Im looking for the Griffin 25 with top airflow, preferably in black.

Been googling and trying to find but nothing.

Who can point me in the right direction?

Sent from my SM-G935F using Tapatalk


----------



## Vapers Corner (5/5/16)

Hi 

We will be getting some in next week. 

www.vaperscorner.co.za

Reactions: Optimistic 1


----------



## RiaanRed (5/5/16)

Sir Vape has


----------



## Reaper2JZ (6/5/16)

Out of stock 

Sent from my SM-G935F using Tapatalk


----------



## Skinndeep (12/5/16)

Vapers Corner said:


> Hi
> 
> We will be getting some in next week.
> 
> www.vaperscorner.co.za


Have you received stock yet?


----------



## Vapers Corner (12/5/16)

Skinndeep said:


> Have you received stock yet?



Currently at customs. Working to get them released as I write this. 

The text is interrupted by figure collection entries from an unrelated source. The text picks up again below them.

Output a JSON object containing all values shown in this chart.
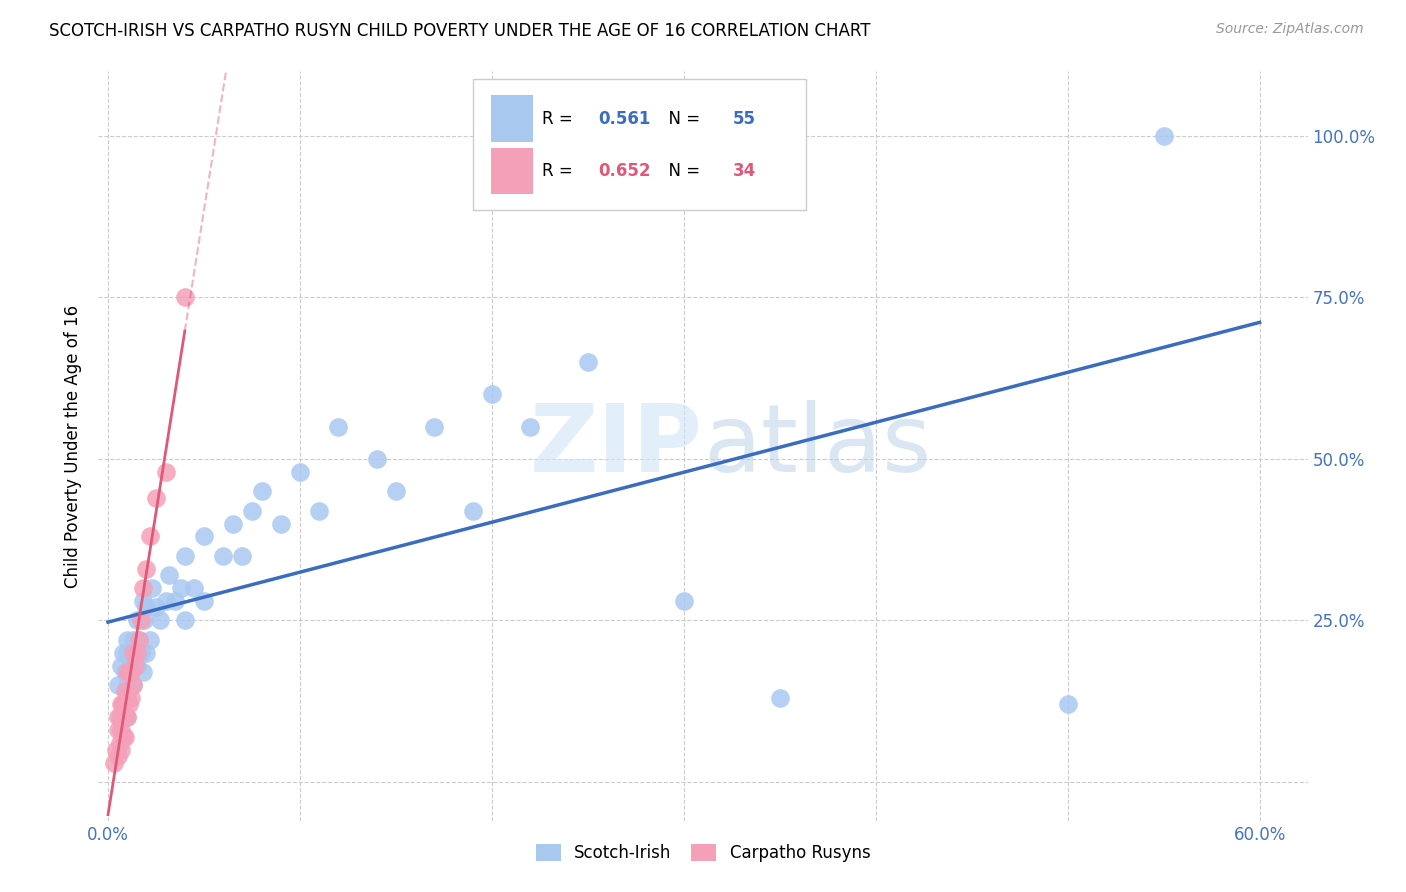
{
  "title": "SCOTCH-IRISH VS CARPATHO RUSYN CHILD POVERTY UNDER THE AGE OF 16 CORRELATION CHART",
  "source": "Source: ZipAtlas.com",
  "ylabel": "Child Poverty Under the Age of 16",
  "scotch_irish_R": 0.561,
  "scotch_irish_N": 55,
  "carpatho_rusyn_R": 0.652,
  "carpatho_rusyn_N": 34,
  "scotch_irish_color": "#a8c8f0",
  "scotch_irish_line_color": "#3a6cbf",
  "carpatho_rusyn_color": "#f4a0b8",
  "carpatho_rusyn_line_color": "#e05878",
  "watermark_zip": "ZIP",
  "watermark_atlas": "atlas",
  "x_tick_positions": [
    0.0,
    0.1,
    0.2,
    0.3,
    0.4,
    0.5,
    0.6
  ],
  "x_tick_labels": [
    "0.0%",
    "",
    "",
    "",
    "",
    "",
    "60.0%"
  ],
  "y_tick_positions": [
    0.0,
    0.25,
    0.5,
    0.75,
    1.0
  ],
  "y_tick_labels": [
    "",
    "25.0%",
    "50.0%",
    "75.0%",
    "100.0%"
  ],
  "scotch_irish_x": [
    0.005,
    0.007,
    0.008,
    0.008,
    0.009,
    0.01,
    0.01,
    0.01,
    0.01,
    0.012,
    0.013,
    0.013,
    0.014,
    0.015,
    0.015,
    0.016,
    0.017,
    0.018,
    0.018,
    0.019,
    0.02,
    0.02,
    0.022,
    0.023,
    0.025,
    0.027,
    0.03,
    0.032,
    0.035,
    0.038,
    0.04,
    0.04,
    0.045,
    0.05,
    0.05,
    0.06,
    0.065,
    0.07,
    0.075,
    0.08,
    0.09,
    0.1,
    0.11,
    0.12,
    0.14,
    0.15,
    0.17,
    0.19,
    0.2,
    0.22,
    0.25,
    0.3,
    0.35,
    0.5,
    0.55
  ],
  "scotch_irish_y": [
    0.15,
    0.18,
    0.12,
    0.2,
    0.17,
    0.1,
    0.15,
    0.2,
    0.22,
    0.18,
    0.15,
    0.22,
    0.2,
    0.18,
    0.25,
    0.22,
    0.2,
    0.17,
    0.28,
    0.25,
    0.2,
    0.27,
    0.22,
    0.3,
    0.27,
    0.25,
    0.28,
    0.32,
    0.28,
    0.3,
    0.25,
    0.35,
    0.3,
    0.28,
    0.38,
    0.35,
    0.4,
    0.35,
    0.42,
    0.45,
    0.4,
    0.48,
    0.42,
    0.55,
    0.5,
    0.45,
    0.55,
    0.42,
    0.6,
    0.55,
    0.65,
    0.28,
    0.13,
    0.12,
    1.0
  ],
  "carpatho_rusyn_x": [
    0.003,
    0.004,
    0.005,
    0.005,
    0.005,
    0.006,
    0.006,
    0.007,
    0.007,
    0.007,
    0.008,
    0.008,
    0.009,
    0.009,
    0.009,
    0.01,
    0.01,
    0.01,
    0.011,
    0.011,
    0.012,
    0.012,
    0.013,
    0.013,
    0.014,
    0.015,
    0.016,
    0.017,
    0.018,
    0.02,
    0.022,
    0.025,
    0.03,
    0.04
  ],
  "carpatho_rusyn_y": [
    0.03,
    0.05,
    0.04,
    0.08,
    0.1,
    0.06,
    0.1,
    0.05,
    0.08,
    0.12,
    0.07,
    0.12,
    0.07,
    0.1,
    0.14,
    0.1,
    0.13,
    0.17,
    0.12,
    0.17,
    0.13,
    0.17,
    0.15,
    0.2,
    0.18,
    0.2,
    0.22,
    0.25,
    0.3,
    0.33,
    0.38,
    0.44,
    0.48,
    0.75
  ]
}
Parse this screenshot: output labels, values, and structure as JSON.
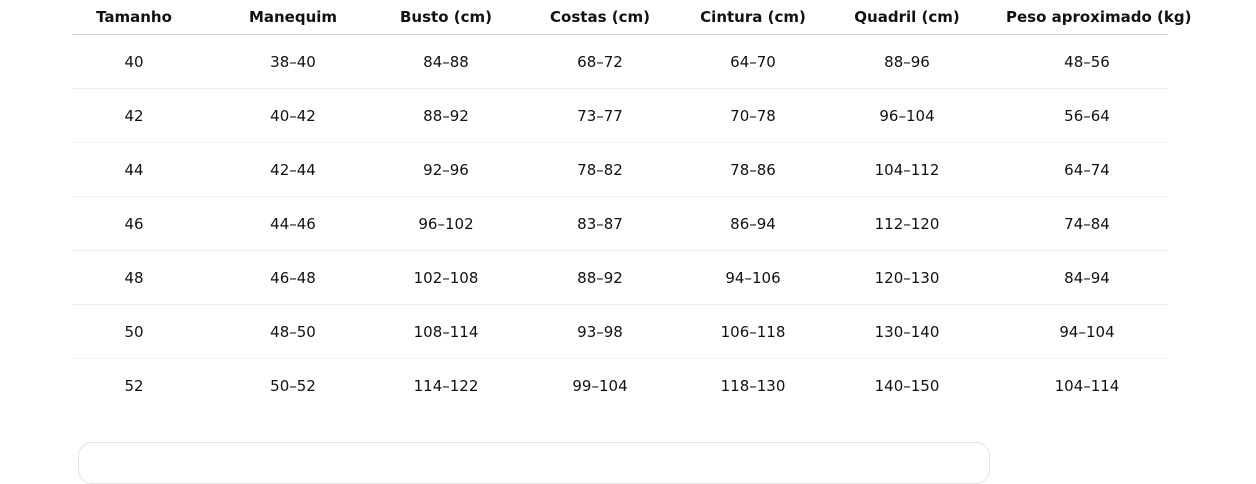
{
  "table": {
    "header": [
      "Tamanho",
      "Manequim",
      "Busto (cm)",
      "Costas (cm)",
      "Cintura (cm)",
      "Quadril (cm)",
      "Peso aproximado (kg)"
    ],
    "rows": [
      [
        "40",
        "38–40",
        "84–88",
        "68–72",
        "64–70",
        "88–96",
        "48–56"
      ],
      [
        "42",
        "40–42",
        "88–92",
        "73–77",
        "70–78",
        "96–104",
        "56–64"
      ],
      [
        "44",
        "42–44",
        "92–96",
        "78–82",
        "78–86",
        "104–112",
        "64–74"
      ],
      [
        "46",
        "44–46",
        "96–102",
        "83–87",
        "86–94",
        "112–120",
        "74–84"
      ],
      [
        "48",
        "46–48",
        "102–108",
        "88–92",
        "94–106",
        "120–130",
        "84–94"
      ],
      [
        "50",
        "48–50",
        "108–114",
        "93–98",
        "106–118",
        "130–140",
        "94–104"
      ],
      [
        "52",
        "50–52",
        "114–122",
        "99–104",
        "118–130",
        "140–150",
        "104–114"
      ]
    ]
  }
}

Will update here when we have them

Reactions: Like 2


----------



## Vapers Corner (13/5/16)

HI 

They have landed and available online: 

http://www.vaperscorner.co.za/shop/category/just-arrived-78

Reactions: Winner 1


----------



## Skinndeep (13/5/16)

Just ordered one thanks

Reactions: Like 1


----------